Whether you’re purposely using micro-services, having to integrate with 3rd party systems, or just the team down the hall’s services, it’s almost inevitable that an enterprise system will have to communicate with something else. Or at the very least have a need to do some kind of background processing within the same logical system. For all those reasons, it’s not unlikely that you’ll have to pull in some kind of asynchronous messaging tooling into your system.
It’s also an imperfect world, and despite your best efforts your software systems will occasionally encounter exceptions at runtime. What you really need to do is to plan around potential failures in your application, especially around integration points. Fortunately, your asynchronous messaging toolkit should have a robust set of error handling capabilities baked in — and this is maybe the single most important reason to use asynchronous messaging toolkits like MassTransit, NServiceBus, or the Jasper project I’m involved with rather than trying to roll your own one off message handling code or depend strictly on web communication via web services.
In no particular order, I think you need to have at least these goals in mind:
- Craft your exception handling in such a way that it will very seldom require manual intervention to recover work in the system.
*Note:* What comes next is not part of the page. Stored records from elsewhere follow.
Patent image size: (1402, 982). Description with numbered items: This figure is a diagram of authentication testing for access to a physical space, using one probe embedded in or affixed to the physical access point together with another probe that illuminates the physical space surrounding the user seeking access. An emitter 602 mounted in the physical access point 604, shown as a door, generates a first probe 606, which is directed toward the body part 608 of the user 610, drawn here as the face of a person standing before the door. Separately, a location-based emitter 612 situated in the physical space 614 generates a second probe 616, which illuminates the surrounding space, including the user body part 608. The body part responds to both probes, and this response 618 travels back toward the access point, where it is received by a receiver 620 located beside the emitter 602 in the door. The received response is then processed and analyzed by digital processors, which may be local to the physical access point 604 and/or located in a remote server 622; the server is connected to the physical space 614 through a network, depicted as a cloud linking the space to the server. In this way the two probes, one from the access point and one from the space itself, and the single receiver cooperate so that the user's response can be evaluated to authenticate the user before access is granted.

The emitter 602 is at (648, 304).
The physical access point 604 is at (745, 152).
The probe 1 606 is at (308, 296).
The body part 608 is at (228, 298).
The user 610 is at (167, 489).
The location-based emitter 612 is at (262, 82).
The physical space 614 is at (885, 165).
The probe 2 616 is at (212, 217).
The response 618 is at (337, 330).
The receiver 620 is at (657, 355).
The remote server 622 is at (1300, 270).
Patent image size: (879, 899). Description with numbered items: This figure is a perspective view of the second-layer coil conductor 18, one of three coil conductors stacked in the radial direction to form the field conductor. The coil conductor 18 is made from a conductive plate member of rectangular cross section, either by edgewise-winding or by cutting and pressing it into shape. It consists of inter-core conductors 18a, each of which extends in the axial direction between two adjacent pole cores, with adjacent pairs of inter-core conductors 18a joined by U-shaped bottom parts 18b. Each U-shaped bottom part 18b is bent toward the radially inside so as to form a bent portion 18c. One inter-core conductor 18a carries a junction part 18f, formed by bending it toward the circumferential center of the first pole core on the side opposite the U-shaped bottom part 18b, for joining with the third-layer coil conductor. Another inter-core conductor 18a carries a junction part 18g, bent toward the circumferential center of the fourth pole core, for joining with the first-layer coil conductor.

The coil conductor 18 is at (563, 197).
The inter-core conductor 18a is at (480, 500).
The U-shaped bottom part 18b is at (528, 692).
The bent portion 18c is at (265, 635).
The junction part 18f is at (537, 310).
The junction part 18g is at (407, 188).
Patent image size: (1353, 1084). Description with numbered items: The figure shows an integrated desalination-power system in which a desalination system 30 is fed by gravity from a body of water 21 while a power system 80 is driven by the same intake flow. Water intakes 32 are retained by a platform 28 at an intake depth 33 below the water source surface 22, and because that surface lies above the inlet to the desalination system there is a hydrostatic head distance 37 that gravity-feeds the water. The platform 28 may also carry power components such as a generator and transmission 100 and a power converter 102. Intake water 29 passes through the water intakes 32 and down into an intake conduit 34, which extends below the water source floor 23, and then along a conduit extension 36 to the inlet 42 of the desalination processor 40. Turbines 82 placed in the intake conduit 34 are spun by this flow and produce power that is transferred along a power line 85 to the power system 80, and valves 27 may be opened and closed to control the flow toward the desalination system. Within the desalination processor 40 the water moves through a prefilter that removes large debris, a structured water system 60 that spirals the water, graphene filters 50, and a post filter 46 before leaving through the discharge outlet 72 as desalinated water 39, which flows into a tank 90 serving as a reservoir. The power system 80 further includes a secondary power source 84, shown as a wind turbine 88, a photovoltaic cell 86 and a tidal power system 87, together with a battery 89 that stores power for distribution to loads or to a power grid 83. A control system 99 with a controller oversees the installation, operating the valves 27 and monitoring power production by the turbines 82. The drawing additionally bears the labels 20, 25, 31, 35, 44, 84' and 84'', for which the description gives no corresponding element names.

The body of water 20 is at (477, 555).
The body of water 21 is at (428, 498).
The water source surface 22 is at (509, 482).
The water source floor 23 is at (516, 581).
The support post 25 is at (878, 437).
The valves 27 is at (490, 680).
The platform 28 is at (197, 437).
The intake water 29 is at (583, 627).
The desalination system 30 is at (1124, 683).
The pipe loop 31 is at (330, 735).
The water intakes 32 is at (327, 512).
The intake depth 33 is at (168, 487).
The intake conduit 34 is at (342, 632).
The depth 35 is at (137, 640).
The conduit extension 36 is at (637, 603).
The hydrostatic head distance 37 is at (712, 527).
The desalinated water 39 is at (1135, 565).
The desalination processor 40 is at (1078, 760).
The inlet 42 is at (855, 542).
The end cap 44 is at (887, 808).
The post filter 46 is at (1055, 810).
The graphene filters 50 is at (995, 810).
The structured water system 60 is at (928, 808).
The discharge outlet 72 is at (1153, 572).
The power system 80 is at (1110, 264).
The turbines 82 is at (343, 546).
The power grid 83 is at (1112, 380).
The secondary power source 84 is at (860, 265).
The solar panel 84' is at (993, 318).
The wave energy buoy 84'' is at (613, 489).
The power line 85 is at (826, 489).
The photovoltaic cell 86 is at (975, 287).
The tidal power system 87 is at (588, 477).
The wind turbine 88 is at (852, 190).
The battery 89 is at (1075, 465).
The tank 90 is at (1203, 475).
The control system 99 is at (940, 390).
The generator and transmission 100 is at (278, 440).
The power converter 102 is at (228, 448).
- Build in resiliency to transient errors like networking hiccups or database timeouts that are common when systems get overtaxed.
- Limit your temporal coupling to external systems both within your organization or from 3rd party systems. The point here is that you want your system to be at least somewhat functional even if external dependencies are unavailable. My off the cuff recommendation is to try to isolate calls to an external dependency within a small, atomic command handler so that you have a “retry loop” directly around the interaction with that dependency.
- Prevent inconsistent state within your greater enterprise systems. I think of this as the “no leaky pipe” rule where you try to avoid any messages getting lost along the way, but it also applies to ordering operations sometimes. To illustrate this farther, consider the canonical example of recording a matching debit and withdrawal transaction between two banking accounts. If you process one operation, you have to do the other as well to avoid system inconsistencies. Asynchronous messaging makes that just a teeny bit harder maybe by introducing eventual consistency into the mix rather than trying to depend on two phase commits between systems — but who’s kidding who here, we’re probably all trying to avoid 2PC transactions like the plague.